Diese befasste sich mit den "policy mixes" in den USA bzw. Europa nach 2007 und ob man damit die sehr unterschiedlichen Konjunkturentwicklungen diesseits und jenseits des Atlantiks erklären kann.
"Participants agreed that macroeconomic policy responses on both sides moved in the same direction in the first phase of the global financial crisis and were effective in avoiding a repetition of the Great Depression. The bifurcation took place in 2011 when the euro area, having failed to address early on its banking problems and confronted with the sovereign debt crisis, was caught in a negative feedback loop between bank credit risk and sovereign credit risk. The emergency measures that were adopted avoided the worst but resulted in pro-cyclical fiscal consolidation. Together with a credit crunch in a number of euro area countries, this led to a strong decline in demand in general and investment spending in particular. In the same period, the United States had to face challenges that also made its policy mix far from optimal, such as the abrupt fiscal consolidation in early 2013. Still, its macroeconomic stance was much less pro-cyclical and, helped by a healthier banking and financial sector, the U. S. economy was able to stage a meaningful recovery and approach the point where monetary normalization could start.

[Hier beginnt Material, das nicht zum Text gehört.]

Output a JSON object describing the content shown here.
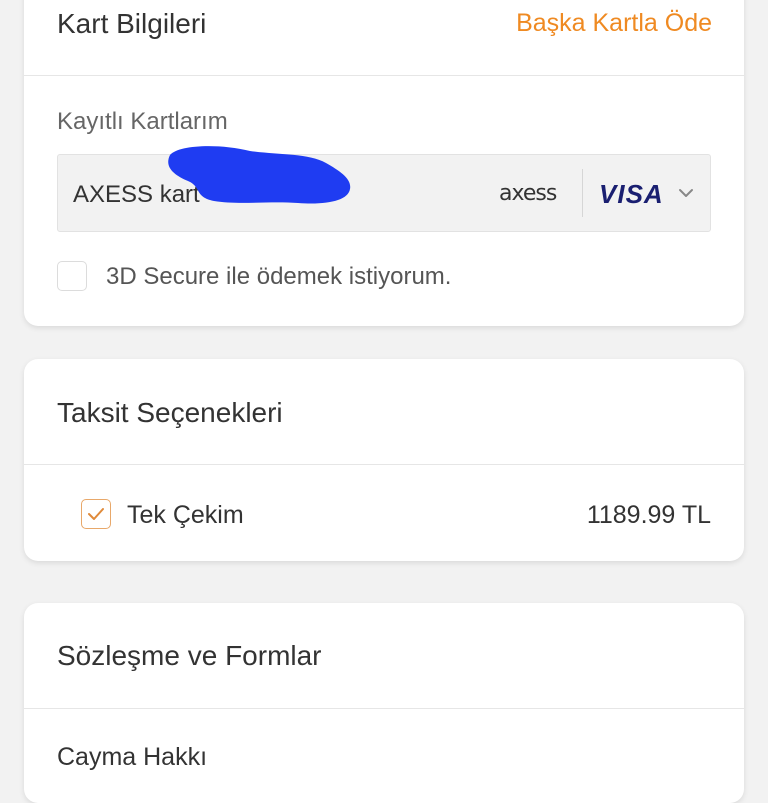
{
  "card_info": {
    "title": "Kart Bilgileri",
    "alt_card_link": "Başka Kartla Öde",
    "saved_cards_label": "Kayıtlı Kartlarım",
    "selected_card": {
      "name": "AXESS kart",
      "bank_brand": "axess",
      "network_brand": "VISA"
    },
    "secure_3d": {
      "label": "3D Secure ile ödemek istiyorum.",
      "checked": false
    }
  },
  "installments": {
    "title": "Taksit Seçenekleri",
    "options": [
      {
        "label": "Tek Çekim",
        "amount": "1189.99 TL",
        "selected": true
      }
    ]
  },
  "agreements": {
    "title": "Sözleşme ve Formlar",
    "items": [
      {
        "label": "Cayma Hakkı"
      }
    ]
  },
  "colors": {
    "accent": "#ef8a22",
    "visa_blue": "#1a1f71",
    "redaction_blue": "#1f3cf2",
    "background": "#f2f2f2"
  }
}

Some participants considered that the main factor behind the different performances of the United States and the euro area was the reluctance to tackle decisively the euro area banking problems at the beginning of the crisis. This failure gave rise to the negative feedback loop between banks and sovereigns that was the root cause of the double-dip recession in the euro area. Other participants, while agreeing that the euro area banking problems affected the policy sequence during the sovereign debt crisis, pointed out that the latter was significantly worsened by the excessively restrictive fiscal stance and the insufficient monetary accommodation, in particular in the 2011-12 period. The observation that credit problems in the euro area emerged only in 2012 helped support this view. Until that moment, credit growth had been stronger in the euro area than in the United States.
Looking forward, some conference participants deemed the euro area to be more at risk of facing secular stagnation than the United States. The euro area has excess saving, as indicated by its large current account surplus, depressed domestic demand, unfavorable demographics, very low productivity growth, and interest rates stuck at the zero lower bound. However, others argued that secular stagnation is not inevitable and suggested, in particular, that repairing euro area bank balance sheets would be a step in the right direction. The asset quality review and the stress tests currently undertaken were considered pivotal in this respect."